Science  11 Jun 2004:
Vol. 304, Issue 5677, pp. 1575
  1. DATABASE: Eagles Up for the Count

    Forty years ago, pesticides and hunting had slashed the number of bald eagle breeding pairs in the lower 48 states to less than 500. Today, with the population soaring to 7500 pairs, the U.S. Fish and Wildlife Service is mulling whether to remove the species from the protected list. This federal site holds newly posted data from annual midwinter bald eagle surveys from 1986 through 2000. Summary charts show that although most states saw rising eagle numbers during this time, a few, such as Alabama and Colorado, recorded declines.

  2. DICTIONARY: This Glossary Is Hot

    Puzzled about the distinction between a collective dose of radiation and an absorbed dose? Need to know how cold and epithermal neutrons differ? Don't melt down—flip through this lexicon from California-based company Scientific Digital Visions, which defines more than 1000 terms in nuclear physics, nuclear engineering, and related disciplines. You'll learn that epithermal neutrons pack slightly more energy than cold neutrons. And an absorbed dose refers to the quantity of radiation received by a given amount of material, whereas a collective dose indicates the total accumulated by a population over a certain period.

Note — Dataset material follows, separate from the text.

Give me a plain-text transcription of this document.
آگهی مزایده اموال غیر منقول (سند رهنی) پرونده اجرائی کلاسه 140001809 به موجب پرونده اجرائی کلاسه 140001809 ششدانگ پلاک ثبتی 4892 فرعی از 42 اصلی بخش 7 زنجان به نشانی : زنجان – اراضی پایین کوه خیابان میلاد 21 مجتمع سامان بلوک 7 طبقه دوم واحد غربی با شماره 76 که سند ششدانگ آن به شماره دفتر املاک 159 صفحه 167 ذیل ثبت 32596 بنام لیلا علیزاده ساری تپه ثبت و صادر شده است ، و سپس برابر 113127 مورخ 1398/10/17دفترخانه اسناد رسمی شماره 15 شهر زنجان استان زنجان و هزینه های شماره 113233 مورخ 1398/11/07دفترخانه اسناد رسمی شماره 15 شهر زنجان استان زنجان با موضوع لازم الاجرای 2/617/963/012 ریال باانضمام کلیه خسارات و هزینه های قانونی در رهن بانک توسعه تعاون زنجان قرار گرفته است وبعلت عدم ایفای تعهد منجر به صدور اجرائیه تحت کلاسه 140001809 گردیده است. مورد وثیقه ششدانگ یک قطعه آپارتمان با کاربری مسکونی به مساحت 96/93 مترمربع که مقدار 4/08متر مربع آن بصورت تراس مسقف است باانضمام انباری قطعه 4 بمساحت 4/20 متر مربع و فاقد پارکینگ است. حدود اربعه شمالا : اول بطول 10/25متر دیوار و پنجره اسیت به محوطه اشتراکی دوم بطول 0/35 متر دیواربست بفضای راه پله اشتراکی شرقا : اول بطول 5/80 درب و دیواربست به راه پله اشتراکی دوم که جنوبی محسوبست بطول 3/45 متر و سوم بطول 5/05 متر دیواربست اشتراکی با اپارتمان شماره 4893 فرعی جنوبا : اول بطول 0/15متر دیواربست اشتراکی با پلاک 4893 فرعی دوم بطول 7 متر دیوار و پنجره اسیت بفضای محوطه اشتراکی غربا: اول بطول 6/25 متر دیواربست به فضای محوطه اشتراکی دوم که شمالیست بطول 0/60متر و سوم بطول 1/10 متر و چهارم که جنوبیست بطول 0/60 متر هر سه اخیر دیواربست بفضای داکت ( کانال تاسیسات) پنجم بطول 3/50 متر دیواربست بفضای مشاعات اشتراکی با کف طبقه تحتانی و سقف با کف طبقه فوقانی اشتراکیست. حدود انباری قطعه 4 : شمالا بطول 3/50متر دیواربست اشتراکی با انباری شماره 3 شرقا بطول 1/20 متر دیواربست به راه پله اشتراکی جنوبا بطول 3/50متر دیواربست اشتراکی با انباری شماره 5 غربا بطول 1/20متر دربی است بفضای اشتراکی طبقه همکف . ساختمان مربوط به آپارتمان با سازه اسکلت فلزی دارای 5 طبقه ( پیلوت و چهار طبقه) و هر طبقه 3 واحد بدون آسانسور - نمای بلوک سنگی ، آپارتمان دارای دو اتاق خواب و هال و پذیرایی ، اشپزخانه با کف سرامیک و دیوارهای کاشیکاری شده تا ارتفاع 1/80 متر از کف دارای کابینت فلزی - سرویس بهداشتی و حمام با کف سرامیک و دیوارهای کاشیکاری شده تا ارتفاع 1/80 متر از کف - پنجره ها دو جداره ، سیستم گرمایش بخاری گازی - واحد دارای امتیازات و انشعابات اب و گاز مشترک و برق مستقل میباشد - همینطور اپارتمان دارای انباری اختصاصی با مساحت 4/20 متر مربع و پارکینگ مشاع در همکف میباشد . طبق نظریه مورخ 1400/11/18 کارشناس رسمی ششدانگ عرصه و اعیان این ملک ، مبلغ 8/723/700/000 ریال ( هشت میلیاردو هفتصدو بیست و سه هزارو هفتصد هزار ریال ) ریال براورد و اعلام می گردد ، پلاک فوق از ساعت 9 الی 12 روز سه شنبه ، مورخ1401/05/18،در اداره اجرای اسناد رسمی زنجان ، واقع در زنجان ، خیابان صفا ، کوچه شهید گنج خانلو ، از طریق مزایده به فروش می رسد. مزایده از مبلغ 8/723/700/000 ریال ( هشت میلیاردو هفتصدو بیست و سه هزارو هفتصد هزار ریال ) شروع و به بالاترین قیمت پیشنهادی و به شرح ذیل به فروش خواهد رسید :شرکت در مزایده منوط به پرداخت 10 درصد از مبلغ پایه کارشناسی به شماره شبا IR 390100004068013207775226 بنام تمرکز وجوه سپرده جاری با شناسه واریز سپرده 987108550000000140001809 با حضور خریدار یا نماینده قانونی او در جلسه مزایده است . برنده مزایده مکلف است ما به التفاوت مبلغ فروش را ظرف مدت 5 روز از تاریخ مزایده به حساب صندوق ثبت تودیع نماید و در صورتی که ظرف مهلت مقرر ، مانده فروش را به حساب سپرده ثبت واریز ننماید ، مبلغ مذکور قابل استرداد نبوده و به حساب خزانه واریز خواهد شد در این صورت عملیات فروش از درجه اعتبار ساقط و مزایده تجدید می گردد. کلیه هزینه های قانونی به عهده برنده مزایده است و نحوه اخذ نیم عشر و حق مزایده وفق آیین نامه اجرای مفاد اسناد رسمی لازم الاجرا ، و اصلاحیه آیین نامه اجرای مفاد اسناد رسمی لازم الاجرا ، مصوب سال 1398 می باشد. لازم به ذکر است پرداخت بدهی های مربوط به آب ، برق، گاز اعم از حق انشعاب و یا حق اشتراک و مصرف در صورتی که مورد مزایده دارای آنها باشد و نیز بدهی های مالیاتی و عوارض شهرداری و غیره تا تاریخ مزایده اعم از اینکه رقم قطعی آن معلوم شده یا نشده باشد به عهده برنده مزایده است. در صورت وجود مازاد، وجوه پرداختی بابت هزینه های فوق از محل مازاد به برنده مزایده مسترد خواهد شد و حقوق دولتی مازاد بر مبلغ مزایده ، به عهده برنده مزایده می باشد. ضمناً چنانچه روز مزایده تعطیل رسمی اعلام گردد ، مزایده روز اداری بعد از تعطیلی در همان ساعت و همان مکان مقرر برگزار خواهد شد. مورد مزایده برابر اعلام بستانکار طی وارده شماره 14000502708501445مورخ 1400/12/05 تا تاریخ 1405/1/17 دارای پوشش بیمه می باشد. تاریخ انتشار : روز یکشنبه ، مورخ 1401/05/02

  3. EDUCATION: Rock-Solid Learning

    Aimed at everyone from grade school students to civil engineers, the Geotechnical, Rock, and Water Resources Library (GROW) furnishes more than 900 education links and a host of online simulations. Hosted by the University of Arizona, Tucson, the site stresses civil engineering, listing tutorials on statics and soil mechanics, for instance. But it also includes plenty of background on earth science. Visitors can browse a primer on plate tectonics or find out what pollutants researchers have detected in their local watershed. Virtual experiments let students determine the effect of temperature on water flow, measure how different rock types respond to compression, and more. The site also connects to a wealth of lab exercises for K-12 classes.

  4. SOFTWARE: Genomics Tool Kit

    Much as a mechanic can't fix many cars with just a hammer, molecular biologists require more than one tool to analyze DNA and proteins. The Sequence Manipulation Suite 2, a revised collection of JavaScript programs crafted by bioinformatics expert Paul Stothard of the University of Alberta in Edmonton, Canada, offers more than 40 such tools for parsing short lengths of DNA or protein. Users can spruce up their files, transforming them from one database format to another, or tackle more involved jobs. For example, one program pinpoints where DNA-slicing enzymes will cut and orders the fragments by size.

  5. DATABASE: Mapping Life's Reactions

    A cell works hard to stay alive, performing tasks as varied as slicing apart glucose, mending frayed DNA, and responding to hormones. To unravel such biochemical reactions or trace the connections between pathways, visit the Reactome, a newly revamped site from Cold Spring Harbor Laboratory, the European Bioinformatics Institute, and the Gene Ontology Consortium.

    Designed for everyone from teachers who need an online textbook to researchers hoping to fill gaps in our knowledge, Reactome brims with peer-reviewed biological pathways. The site focuses on reactions in humans but also includes examples from rats, mice, and other model organisms. Pick a cellular job—say, mRNA processing—and find out where it occurs, which proteins and other molecules participate, and what other activities they influence. Uncover more details about a gene or protein by connecting to databases such as UniProt and Ensembl. Handy tools include the Pathfinder function, which provides steps between reactants and products. So far, Reactome spans cell division to lipid metabolism to DNA repair. The curators—who glean the info from the literature or DNA similarities—plan to add a new batch of pathways about every 3 months. Above, protons slip into an endosome, a step in recycling the insulin receptor.